Le mécanisme auquel Samir Geagea fait référence doit encore être finalisé. Il vise à laisser les industriels utiliser une partie de leurs dépôts en dollars mis en banque au Liban avant le 17 novembre 2019 et dont l’utilisation a été restreinte dans le cadre des mesures informelles de contrôle des capitaux adoptées par l’Association des banques en marge de la crise économique et financière que traverse le pays.
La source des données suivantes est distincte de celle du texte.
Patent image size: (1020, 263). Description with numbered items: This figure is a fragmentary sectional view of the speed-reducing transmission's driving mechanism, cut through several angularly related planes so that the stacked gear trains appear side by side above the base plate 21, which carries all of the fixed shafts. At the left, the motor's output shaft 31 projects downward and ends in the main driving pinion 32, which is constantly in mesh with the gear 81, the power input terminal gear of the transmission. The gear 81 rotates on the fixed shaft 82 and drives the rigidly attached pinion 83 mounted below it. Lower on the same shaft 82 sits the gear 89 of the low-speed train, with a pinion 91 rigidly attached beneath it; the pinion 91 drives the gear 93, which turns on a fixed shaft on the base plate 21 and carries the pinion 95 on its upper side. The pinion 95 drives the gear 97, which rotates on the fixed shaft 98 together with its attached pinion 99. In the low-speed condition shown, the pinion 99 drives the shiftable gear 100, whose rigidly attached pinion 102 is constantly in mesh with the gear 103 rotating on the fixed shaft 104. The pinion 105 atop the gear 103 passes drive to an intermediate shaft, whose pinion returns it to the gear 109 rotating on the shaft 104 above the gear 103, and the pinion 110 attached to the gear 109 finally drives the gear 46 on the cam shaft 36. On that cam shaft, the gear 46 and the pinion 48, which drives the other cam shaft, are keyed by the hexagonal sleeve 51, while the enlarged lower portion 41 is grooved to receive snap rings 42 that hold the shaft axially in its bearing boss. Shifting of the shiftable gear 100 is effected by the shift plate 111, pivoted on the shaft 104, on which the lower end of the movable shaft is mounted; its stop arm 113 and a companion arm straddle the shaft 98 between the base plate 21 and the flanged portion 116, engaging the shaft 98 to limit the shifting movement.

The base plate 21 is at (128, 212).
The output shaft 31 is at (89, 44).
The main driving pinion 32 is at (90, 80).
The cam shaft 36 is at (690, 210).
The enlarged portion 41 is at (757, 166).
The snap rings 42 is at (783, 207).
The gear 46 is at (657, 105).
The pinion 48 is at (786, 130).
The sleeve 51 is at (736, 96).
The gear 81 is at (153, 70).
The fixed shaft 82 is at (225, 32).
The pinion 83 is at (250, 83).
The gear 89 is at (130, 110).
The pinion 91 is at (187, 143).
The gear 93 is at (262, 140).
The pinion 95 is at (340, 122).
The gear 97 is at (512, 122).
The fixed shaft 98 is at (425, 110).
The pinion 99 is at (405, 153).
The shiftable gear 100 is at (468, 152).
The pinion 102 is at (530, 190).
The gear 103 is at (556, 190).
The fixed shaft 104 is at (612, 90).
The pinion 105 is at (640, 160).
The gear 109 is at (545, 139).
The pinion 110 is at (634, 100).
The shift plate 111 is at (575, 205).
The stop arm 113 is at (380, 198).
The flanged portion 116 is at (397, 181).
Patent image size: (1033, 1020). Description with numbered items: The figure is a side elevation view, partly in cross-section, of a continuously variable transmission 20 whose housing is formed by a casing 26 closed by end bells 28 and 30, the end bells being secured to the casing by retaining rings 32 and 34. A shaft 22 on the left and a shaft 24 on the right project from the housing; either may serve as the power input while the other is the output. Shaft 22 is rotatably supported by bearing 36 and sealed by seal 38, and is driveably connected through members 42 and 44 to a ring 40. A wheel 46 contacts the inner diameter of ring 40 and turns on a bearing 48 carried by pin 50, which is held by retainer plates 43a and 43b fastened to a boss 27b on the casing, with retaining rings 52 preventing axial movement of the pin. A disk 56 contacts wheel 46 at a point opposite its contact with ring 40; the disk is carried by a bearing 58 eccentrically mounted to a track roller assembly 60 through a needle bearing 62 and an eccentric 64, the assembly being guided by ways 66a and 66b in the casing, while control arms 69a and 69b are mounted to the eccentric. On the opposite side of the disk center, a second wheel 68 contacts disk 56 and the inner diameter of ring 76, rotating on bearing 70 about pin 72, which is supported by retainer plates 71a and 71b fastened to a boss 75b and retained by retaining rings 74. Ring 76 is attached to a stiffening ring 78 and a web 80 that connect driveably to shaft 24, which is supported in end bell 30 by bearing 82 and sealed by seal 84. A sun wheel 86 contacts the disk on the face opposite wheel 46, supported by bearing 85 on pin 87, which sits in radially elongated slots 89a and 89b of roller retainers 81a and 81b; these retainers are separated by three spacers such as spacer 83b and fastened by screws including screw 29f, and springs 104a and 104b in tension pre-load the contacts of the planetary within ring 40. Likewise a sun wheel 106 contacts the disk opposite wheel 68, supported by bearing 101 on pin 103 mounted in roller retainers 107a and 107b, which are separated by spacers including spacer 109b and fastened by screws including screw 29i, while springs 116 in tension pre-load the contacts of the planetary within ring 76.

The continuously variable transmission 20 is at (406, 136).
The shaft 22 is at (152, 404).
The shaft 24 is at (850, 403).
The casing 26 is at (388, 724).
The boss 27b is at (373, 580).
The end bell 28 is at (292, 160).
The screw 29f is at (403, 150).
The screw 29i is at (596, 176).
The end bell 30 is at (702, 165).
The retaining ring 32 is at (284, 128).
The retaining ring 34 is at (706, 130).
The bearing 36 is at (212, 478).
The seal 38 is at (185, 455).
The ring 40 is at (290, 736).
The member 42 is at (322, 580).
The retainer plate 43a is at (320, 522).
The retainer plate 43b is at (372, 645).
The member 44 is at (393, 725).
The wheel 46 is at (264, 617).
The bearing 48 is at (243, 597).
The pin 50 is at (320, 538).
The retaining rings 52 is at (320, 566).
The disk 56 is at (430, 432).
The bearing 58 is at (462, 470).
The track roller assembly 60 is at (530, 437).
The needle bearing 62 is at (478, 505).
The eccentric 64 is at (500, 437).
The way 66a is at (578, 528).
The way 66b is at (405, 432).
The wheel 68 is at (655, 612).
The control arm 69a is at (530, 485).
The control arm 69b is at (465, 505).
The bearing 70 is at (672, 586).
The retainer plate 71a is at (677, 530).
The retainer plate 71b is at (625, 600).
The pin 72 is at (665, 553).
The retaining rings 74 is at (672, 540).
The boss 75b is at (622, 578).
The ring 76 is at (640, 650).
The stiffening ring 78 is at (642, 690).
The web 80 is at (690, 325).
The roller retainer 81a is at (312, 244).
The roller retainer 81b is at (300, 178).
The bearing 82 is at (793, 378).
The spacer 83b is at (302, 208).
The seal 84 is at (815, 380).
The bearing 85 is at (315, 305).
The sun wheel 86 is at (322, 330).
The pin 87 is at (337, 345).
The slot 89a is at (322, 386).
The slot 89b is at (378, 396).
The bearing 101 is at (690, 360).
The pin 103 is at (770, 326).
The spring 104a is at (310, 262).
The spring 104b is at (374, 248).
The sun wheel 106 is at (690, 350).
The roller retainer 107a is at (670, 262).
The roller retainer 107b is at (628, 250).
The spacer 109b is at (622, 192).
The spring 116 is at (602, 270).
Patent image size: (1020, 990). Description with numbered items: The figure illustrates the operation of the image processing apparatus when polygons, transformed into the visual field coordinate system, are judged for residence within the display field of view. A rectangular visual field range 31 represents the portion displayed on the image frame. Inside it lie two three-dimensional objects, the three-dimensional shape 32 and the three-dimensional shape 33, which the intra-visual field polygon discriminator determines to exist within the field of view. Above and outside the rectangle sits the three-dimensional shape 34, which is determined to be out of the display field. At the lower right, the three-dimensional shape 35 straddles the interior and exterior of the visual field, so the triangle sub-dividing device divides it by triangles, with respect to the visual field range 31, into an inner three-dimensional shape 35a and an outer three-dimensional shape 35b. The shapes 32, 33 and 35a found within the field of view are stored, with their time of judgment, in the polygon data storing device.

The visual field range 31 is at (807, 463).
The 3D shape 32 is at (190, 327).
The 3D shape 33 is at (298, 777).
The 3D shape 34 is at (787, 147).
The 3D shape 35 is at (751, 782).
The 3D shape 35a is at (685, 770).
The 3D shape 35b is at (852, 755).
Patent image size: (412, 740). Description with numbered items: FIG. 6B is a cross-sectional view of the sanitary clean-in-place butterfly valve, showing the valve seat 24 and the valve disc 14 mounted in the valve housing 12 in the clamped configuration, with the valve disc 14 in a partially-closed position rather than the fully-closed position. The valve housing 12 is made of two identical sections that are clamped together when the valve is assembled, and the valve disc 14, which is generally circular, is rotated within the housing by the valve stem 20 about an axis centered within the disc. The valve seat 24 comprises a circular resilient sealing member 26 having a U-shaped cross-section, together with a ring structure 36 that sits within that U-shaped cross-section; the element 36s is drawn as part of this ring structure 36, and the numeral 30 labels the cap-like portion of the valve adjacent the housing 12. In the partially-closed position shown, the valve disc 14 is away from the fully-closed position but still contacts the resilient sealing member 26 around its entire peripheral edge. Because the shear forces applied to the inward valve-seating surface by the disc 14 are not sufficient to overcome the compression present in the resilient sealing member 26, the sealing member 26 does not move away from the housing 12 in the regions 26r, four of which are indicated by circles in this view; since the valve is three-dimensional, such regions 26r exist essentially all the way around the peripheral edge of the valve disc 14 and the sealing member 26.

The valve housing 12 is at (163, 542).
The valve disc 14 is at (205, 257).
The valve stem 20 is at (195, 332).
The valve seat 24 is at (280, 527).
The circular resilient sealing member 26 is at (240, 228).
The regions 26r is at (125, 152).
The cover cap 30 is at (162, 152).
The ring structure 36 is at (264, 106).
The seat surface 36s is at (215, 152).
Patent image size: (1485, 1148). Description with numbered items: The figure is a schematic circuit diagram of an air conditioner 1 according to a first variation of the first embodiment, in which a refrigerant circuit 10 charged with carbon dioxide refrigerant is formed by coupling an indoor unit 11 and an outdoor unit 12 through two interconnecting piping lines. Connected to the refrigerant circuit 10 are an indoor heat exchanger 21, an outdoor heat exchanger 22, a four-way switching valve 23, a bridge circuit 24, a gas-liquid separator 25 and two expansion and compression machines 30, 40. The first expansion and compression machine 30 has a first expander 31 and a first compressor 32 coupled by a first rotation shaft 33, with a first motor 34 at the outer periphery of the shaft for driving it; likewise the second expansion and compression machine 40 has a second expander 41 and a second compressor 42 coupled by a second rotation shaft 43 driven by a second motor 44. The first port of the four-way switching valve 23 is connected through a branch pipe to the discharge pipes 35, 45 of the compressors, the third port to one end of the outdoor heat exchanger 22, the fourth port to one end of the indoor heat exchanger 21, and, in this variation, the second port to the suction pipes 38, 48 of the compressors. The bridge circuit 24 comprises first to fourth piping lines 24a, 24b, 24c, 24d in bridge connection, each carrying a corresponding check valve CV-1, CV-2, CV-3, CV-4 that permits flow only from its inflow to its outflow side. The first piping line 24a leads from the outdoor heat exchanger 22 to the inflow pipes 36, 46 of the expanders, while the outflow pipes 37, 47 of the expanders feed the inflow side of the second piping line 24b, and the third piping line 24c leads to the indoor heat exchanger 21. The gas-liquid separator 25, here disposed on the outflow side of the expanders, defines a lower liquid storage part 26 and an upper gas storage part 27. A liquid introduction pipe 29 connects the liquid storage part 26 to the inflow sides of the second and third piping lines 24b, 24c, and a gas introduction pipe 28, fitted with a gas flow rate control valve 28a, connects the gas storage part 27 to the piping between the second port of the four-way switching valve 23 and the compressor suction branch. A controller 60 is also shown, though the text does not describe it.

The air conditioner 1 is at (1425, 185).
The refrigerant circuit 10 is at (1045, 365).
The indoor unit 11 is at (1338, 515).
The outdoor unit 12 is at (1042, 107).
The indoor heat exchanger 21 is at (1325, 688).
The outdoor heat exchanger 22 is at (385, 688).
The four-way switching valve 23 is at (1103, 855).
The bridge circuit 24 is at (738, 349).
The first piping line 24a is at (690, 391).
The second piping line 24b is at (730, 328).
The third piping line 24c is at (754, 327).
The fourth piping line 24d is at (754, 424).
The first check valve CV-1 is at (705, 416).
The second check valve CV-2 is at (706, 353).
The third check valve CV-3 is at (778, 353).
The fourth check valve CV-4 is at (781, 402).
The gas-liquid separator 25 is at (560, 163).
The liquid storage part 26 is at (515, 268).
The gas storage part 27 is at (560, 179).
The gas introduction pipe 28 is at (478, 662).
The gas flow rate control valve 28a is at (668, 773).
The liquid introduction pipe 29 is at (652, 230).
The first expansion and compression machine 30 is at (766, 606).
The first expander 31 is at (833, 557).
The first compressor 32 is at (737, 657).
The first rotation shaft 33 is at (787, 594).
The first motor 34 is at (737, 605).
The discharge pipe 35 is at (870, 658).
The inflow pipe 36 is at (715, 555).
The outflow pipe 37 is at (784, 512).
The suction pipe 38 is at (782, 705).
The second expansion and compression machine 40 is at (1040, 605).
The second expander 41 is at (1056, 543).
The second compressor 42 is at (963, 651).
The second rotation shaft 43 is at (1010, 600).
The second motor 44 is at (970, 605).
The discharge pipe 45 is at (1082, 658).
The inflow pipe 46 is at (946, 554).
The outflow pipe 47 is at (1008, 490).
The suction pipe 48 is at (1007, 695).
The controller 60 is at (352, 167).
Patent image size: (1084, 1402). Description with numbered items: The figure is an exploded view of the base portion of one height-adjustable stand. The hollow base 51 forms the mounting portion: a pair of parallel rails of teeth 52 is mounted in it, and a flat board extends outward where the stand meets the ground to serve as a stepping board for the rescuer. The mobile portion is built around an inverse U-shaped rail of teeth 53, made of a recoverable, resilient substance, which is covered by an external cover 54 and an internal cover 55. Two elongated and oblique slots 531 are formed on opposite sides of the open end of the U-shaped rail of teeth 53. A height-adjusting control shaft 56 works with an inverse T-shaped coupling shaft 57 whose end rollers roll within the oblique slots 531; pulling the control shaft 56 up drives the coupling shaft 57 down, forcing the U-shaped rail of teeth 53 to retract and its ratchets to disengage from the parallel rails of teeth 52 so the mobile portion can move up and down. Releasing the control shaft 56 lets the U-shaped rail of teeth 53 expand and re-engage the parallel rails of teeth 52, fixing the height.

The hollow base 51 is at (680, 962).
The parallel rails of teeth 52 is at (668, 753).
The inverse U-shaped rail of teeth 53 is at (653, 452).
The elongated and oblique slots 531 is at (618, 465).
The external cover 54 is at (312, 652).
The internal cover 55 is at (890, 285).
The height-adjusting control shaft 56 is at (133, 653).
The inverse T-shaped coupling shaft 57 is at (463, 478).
Il ne s’agit donc ni plus ni moins que de rendre la capacité aux industriels d’utiliser une portion de « leurs propres fonds » pour payer leurs fournisseurs étrangers, pour reprendre les termes du tweet de Samir Geagea, qui estime en outre que la mesure permettra de « créer des opportunités d’emploi ». Les industriels, qui peuvent comme les autres clients des banques du pays utiliser presque librement les apports en dollars « frais » déposés après le 17 novembre 2019, espèrent néanmoins que le gouvernement et la BDL ne s’arrêteront pas là et estiment avoir besoin de 3 milliards de dollars par an pour financer leurs importations de matières premières.
Le chef des FL a enfin déclaré qu’en exportant, le secteur industriel était à même de « corriger l’énorme déficit de la balance des paiements du Liban (flux de biens, de services et de capitaux entre le pays et le reste du monde) ». Le déficit cumulé de la balance des paiements s’est élevé à 4,4 milliards de dollars à fin septembre 2019, selon les derniers chiffres publiés par la BDL.
L’industrie, qui rassemble 5 500 entreprises, selon l’Association des industriels, pèse en moyenne environ 10 % du PIB libanais.